It’s official - Saudi Aramco is the most valuable company in the world. Surpassing Apple, the global leader valued at around $1.2 trillion currently, Saudi Aramco’s IPO was able to hit the record valuation of $1.88 trillion on the first day of trading. The company listed 1.5 percent of its shares on Saudi stock exchange, Tadawul to help the kingdom diversify away from reliance on crude oil.
While the IPO turned Saudi Aramco into the biggest company in the world, many outside the region have qualms over the investor demand and its valuation sustainability – calling investor interest ‘manufactured’ and valuation ‘short lived and unsustainable’. This does not come as a surprise as the IPO was only hailed by local and regional retail investors.
Saudi’s might be happy with $1.88 trillion valuation of the company, but the critics are pointing to the fact that the valuation remains lower than what the kingdom had targeted taking into account the international investors - $2 trillion.
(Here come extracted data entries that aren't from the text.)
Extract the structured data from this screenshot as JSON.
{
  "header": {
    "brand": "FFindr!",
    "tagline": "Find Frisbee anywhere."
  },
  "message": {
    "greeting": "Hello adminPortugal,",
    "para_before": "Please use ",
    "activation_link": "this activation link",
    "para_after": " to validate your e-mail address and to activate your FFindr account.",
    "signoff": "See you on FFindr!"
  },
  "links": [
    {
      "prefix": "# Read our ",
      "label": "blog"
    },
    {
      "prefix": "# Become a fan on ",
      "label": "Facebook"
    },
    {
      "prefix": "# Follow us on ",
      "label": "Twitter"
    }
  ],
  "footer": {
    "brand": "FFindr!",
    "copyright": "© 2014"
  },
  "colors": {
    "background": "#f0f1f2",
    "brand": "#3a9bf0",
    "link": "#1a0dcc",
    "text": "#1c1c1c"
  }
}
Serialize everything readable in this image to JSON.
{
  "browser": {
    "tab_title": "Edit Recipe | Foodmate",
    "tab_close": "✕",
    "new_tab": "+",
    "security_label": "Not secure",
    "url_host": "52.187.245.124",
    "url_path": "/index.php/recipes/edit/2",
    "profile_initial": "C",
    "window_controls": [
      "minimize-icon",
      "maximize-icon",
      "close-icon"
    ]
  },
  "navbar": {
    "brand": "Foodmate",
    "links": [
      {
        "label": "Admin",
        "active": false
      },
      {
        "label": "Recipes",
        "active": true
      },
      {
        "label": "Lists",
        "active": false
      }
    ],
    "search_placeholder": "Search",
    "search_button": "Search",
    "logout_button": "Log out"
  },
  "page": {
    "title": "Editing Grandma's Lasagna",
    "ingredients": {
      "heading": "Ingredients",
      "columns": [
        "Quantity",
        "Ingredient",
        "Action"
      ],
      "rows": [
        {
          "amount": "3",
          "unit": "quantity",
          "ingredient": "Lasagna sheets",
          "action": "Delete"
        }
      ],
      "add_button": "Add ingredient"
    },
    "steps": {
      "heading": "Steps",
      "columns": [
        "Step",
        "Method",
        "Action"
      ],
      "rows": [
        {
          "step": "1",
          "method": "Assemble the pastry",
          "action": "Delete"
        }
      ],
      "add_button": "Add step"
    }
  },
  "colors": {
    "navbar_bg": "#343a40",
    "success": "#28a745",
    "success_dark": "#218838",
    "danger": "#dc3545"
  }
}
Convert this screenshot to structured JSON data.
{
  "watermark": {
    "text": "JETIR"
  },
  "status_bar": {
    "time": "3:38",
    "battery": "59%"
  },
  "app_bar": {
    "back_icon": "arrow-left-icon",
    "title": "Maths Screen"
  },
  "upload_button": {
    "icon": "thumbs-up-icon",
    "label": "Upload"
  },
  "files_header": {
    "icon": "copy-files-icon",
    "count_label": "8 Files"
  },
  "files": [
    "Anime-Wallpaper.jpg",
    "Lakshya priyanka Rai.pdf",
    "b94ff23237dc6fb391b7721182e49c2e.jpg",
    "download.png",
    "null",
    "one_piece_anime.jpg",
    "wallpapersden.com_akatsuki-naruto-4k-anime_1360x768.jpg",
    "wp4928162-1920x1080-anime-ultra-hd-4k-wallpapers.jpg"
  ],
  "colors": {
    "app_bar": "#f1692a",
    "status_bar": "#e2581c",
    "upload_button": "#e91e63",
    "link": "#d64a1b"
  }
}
Also while the Saudi oil giant finally opened its doors to the public, 98.5 percent still rests with the kingdom and the royal family.
Besides, market risks like supply, demand, price, production, security, climate change – also pointed out in Aramco’s prospectus earlier – are being raised as factors that would not let the valuation sustain for long.
Now that Saudi Aramco has become a public company, higher oil prices will be sought more than ever by the shareholders, which is still largely the kingdom itself. It is believed that this would be achieved by a stricter stance on oil production cuts to seek higher crude oil prices, which would shore up the share prices. However, if the company plans to increase share prices in future by increasing its own production, it should mean the other members of OPEC+ should brace for further cut in production, because in the end, it is about at least providing a floor to the crude oil prices – still the bread and butter of the kingdom.